L’abolizione dei test decisa da quest’anno in poi ha alimentato i ricorsi al TAR che, vuoi per motivi tecnici come le irregolarità o per motivi etici, spesso ha accolto anche centinaia di ricorsi in una volta mettendo in difficoltà più di un ateneo. E le lamentele dei professori e dei rettori vengono riprese dagli studenti, cosiddetti “regolari”, che hanno passato il test senza problemi e che ora si trovano fianco a fianco con questi colleghi che loro considerano “furbetti”.
Alcuni sono perfino ricorsi alle minacce, al bullismo, all’insulto sul web, un clima cattivo che sta costringendo questi ragazzi -entrati comunque in modo legale- a nascondersi e a vivere la loro vita universitaria come dei clandestini.
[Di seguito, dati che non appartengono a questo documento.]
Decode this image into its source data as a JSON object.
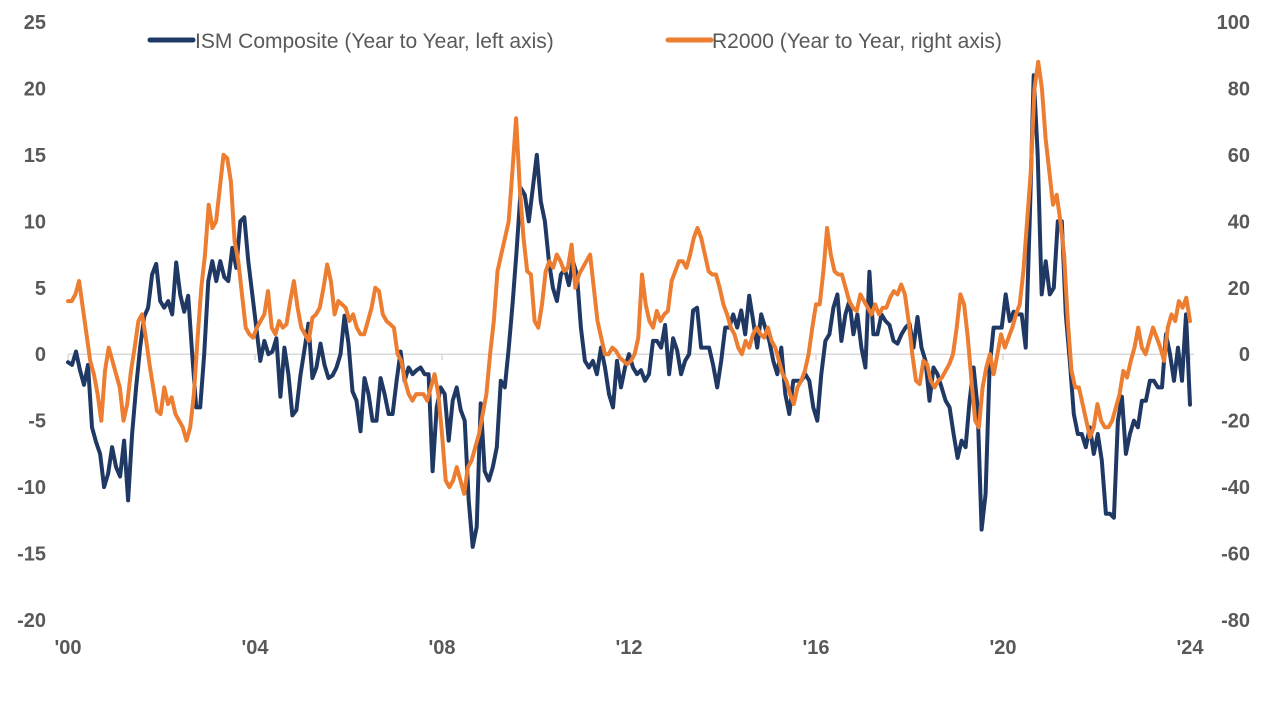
{
  "chart_data": {
    "type": "line",
    "title": "",
    "xlabel": "",
    "ylabel_left": "",
    "ylabel_right": "",
    "x_range": [
      2000,
      2024
    ],
    "x_tick_labels": [
      "'00",
      "'04",
      "'08",
      "'12",
      "'16",
      "'20",
      "'24"
    ],
    "x_tick_values": [
      2000,
      2004,
      2008,
      2012,
      2016,
      2020,
      2024
    ],
    "y_left": {
      "range": [
        -20,
        25
      ],
      "ticks": [
        25,
        20,
        15,
        10,
        5,
        0,
        -5,
        -10,
        -15,
        -20
      ]
    },
    "y_right": {
      "range": [
        -80,
        100
      ],
      "ticks": [
        100,
        80,
        60,
        40,
        20,
        0,
        -20,
        -40,
        -60,
        -80
      ]
    },
    "zero_line": true,
    "grid": false,
    "legend_position": "top",
    "sample_step_years": 0.1667,
    "series": [
      {
        "name": "ISM Composite (Year to Year, left axis)",
        "axis": "left",
        "color": "#1F3864",
        "x_start": 2000,
        "values": [
          -0.6,
          -0.8,
          0.2,
          -1.2,
          -2.3,
          -0.8,
          -5.5,
          -6.6,
          -7.5,
          -10.0,
          -9.0,
          -7.0,
          -8.5,
          -9.2,
          -6.5,
          -11.0,
          -6.0,
          -2.5,
          0.5,
          2.8,
          3.5,
          6.0,
          6.8,
          4.0,
          3.5,
          4.0,
          3.0,
          6.9,
          4.5,
          3.2,
          4.4,
          0.0,
          -4.0,
          -4.0,
          0.0,
          5.5,
          7.0,
          5.5,
          7.0,
          5.8,
          5.5,
          8.0,
          6.5,
          10.0,
          10.3,
          7.0,
          4.5,
          2.0,
          -0.5,
          1.0,
          0.0,
          0.2,
          1.2,
          -3.2,
          0.5,
          -1.5,
          -4.6,
          -4.2,
          -1.6,
          0.3,
          2.3,
          -1.8,
          -1.0,
          0.8,
          -0.8,
          -1.8,
          -1.6,
          -1.0,
          0.0,
          2.9,
          0.8,
          -2.8,
          -3.5,
          -5.8,
          -1.8,
          -3.0,
          -5.0,
          -5.0,
          -1.8,
          -3.0,
          -4.5,
          -4.5,
          -2.0,
          0.2,
          -2.0,
          -1.0,
          -1.5,
          -1.2,
          -1.0,
          -1.5,
          -1.5,
          -8.8,
          -4.0,
          -2.5,
          -3.0,
          -6.5,
          -3.5,
          -2.5,
          -4.2,
          -5.0,
          -11.0,
          -14.5,
          -13.0,
          -3.7,
          -8.8,
          -9.5,
          -8.5,
          -7.0,
          -2.0,
          -2.5,
          0.5,
          4.0,
          8.0,
          12.5,
          12.0,
          10.0,
          12.5,
          15.0,
          11.5,
          10.0,
          7.0,
          5.0,
          4.0,
          6.0,
          6.4,
          5.2,
          7.0,
          6.0,
          2.0,
          -0.5,
          -1.0,
          -0.5,
          -1.5,
          0.5,
          -1.0,
          -3.0,
          -4.0,
          -0.5,
          -2.5,
          -1.0,
          0.0,
          -1.0,
          -1.5,
          -1.2,
          -2.0,
          -1.5,
          1.0,
          1.0,
          0.5,
          2.2,
          -1.5,
          1.2,
          0.3,
          -1.5,
          -0.5,
          0.0,
          3.3,
          3.5,
          0.5,
          0.5,
          0.5,
          -0.8,
          -2.5,
          -0.5,
          2.0,
          2.0,
          3.0,
          2.0,
          3.3,
          1.5,
          4.4,
          2.5,
          0.5,
          3.0,
          2.0,
          1.0,
          -0.5,
          -1.5,
          0.5,
          -3.0,
          -4.5,
          -2.0,
          -2.0,
          -2.0,
          -1.5,
          -2.0,
          -4.0,
          -5.0,
          -1.5,
          1.0,
          1.5,
          3.5,
          4.5,
          1.0,
          3.0,
          4.0,
          1.5,
          3.0,
          0.5,
          -1.0,
          6.2,
          1.5,
          1.5,
          3.0,
          2.5,
          2.2,
          1.0,
          0.8,
          1.5,
          2.0,
          2.3,
          0.5,
          2.8,
          0.5,
          -0.5,
          -3.5,
          -1.0,
          -1.5,
          -2.5,
          -3.5,
          -4.0,
          -6.0,
          -7.8,
          -6.5,
          -7.0,
          -3.5,
          -1.0,
          -4.0,
          -13.2,
          -10.5,
          -1.0,
          2.0,
          2.0,
          2.0,
          4.5,
          2.5,
          3.2,
          3.0,
          3.0,
          0.5,
          10.0,
          21.0,
          15.0,
          4.5,
          7.0,
          4.5,
          5.0,
          10.0,
          10.0,
          3.0,
          -0.5,
          -4.5,
          -6.0,
          -6.0,
          -7.0,
          -5.5,
          -7.5,
          -6.0,
          -8.0,
          -12.0,
          -12.0,
          -12.3,
          -5.0,
          -3.2,
          -7.5,
          -6.0,
          -5.0,
          -5.5,
          -3.5,
          -3.5,
          -2.0,
          -2.0,
          -2.5,
          -2.5,
          1.5,
          0.0,
          -2.0,
          0.5,
          -2.0,
          3.0,
          -3.8
        ]
      },
      {
        "name": "R2000 (Year to Year, right axis)",
        "axis": "right",
        "color": "#ED7D31",
        "x_start": 2000,
        "values": [
          16,
          16,
          18,
          22,
          14,
          6,
          -2,
          -6,
          -12,
          -20,
          -5,
          2,
          -2,
          -6,
          -10,
          -20,
          -15,
          -5,
          2,
          10,
          12,
          5,
          -3,
          -10,
          -17,
          -18,
          -10,
          -15,
          -13,
          -18,
          -20,
          -22,
          -26,
          -22,
          -12,
          5,
          20,
          30,
          45,
          38,
          40,
          50,
          60,
          59,
          52,
          34,
          28,
          18,
          8,
          6,
          5,
          8,
          10,
          12,
          19,
          8,
          6,
          10,
          8,
          9,
          16,
          22,
          14,
          8,
          6,
          4,
          11,
          12,
          14,
          20,
          27,
          22,
          12,
          16,
          15,
          14,
          10,
          12,
          8,
          6,
          6,
          10,
          14,
          20,
          19,
          12,
          10,
          9,
          8,
          0,
          -2,
          -8,
          -12,
          -14,
          -12,
          -12,
          -12,
          -14,
          -10,
          -6,
          -12,
          -24,
          -38,
          -40,
          -38,
          -34,
          -38,
          -42,
          -34,
          -32,
          -28,
          -24,
          -18,
          -12,
          0,
          10,
          25,
          30,
          35,
          40,
          55,
          71,
          50,
          35,
          25,
          24,
          10,
          8,
          15,
          25,
          28,
          26,
          30,
          28,
          25,
          26,
          33,
          20,
          24,
          26,
          28,
          30,
          20,
          10,
          5,
          0,
          0,
          2,
          1,
          -1,
          -2,
          -3,
          -2,
          0,
          5,
          24,
          15,
          10,
          8,
          13,
          10,
          12,
          13,
          22,
          25,
          28,
          28,
          26,
          30,
          35,
          38,
          35,
          30,
          25,
          24,
          24,
          20,
          15,
          12,
          8,
          6,
          2,
          0,
          4,
          2,
          6,
          8,
          6,
          5,
          8,
          4,
          2,
          -2,
          -6,
          -8,
          -12,
          -15,
          -10,
          -8,
          -5,
          0,
          8,
          15,
          15,
          25,
          38,
          30,
          25,
          24,
          24,
          20,
          16,
          14,
          13,
          18,
          16,
          14,
          12,
          15,
          12,
          14,
          14,
          17,
          19,
          18,
          21,
          18,
          10,
          0,
          -8,
          -9,
          -2,
          -3,
          -8,
          -10,
          -8,
          -7,
          -5,
          -3,
          0,
          8,
          18,
          15,
          5,
          -8,
          -20,
          -22,
          -10,
          -4,
          0,
          -6,
          0,
          6,
          2,
          5,
          8,
          12,
          15,
          25,
          40,
          55,
          80,
          88,
          80,
          65,
          55,
          45,
          48,
          40,
          30,
          10,
          -5,
          -10,
          -10,
          -15,
          -20,
          -25,
          -22,
          -15,
          -20,
          -22,
          -22,
          -20,
          -16,
          -12,
          -5,
          -7,
          -2,
          2,
          8,
          2,
          0,
          4,
          8,
          5,
          2,
          -2,
          8,
          12,
          10,
          16,
          14,
          17,
          10
        ]
      }
    ]
  },
  "legend": {
    "items": [
      {
        "label": "ISM Composite (Year to Year, left axis)",
        "color": "#1F3864"
      },
      {
        "label": "R2000 (Year to Year, right axis)",
        "color": "#ED7D31"
      }
    ]
  }
}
Nonostante quello che lamentano i professori, i ragazzi giurano che i posti non mancano. Le aule sono piene ma non in eccesso e in ogni caso, una facoltà come Medicina seleziona sempre da sé i propri studenti. Anche se al primo anno sono migliaia solo in pochi arriveranno alla laurea. Non si scherza, a Medicina, dunque non dovrebbe esserci tutta questa preoccupazione per le “matricole legali” perchè se sono brave o meno lo stabilirà il tempo e il carico di lavoro. La competizione è comunque su basi eque.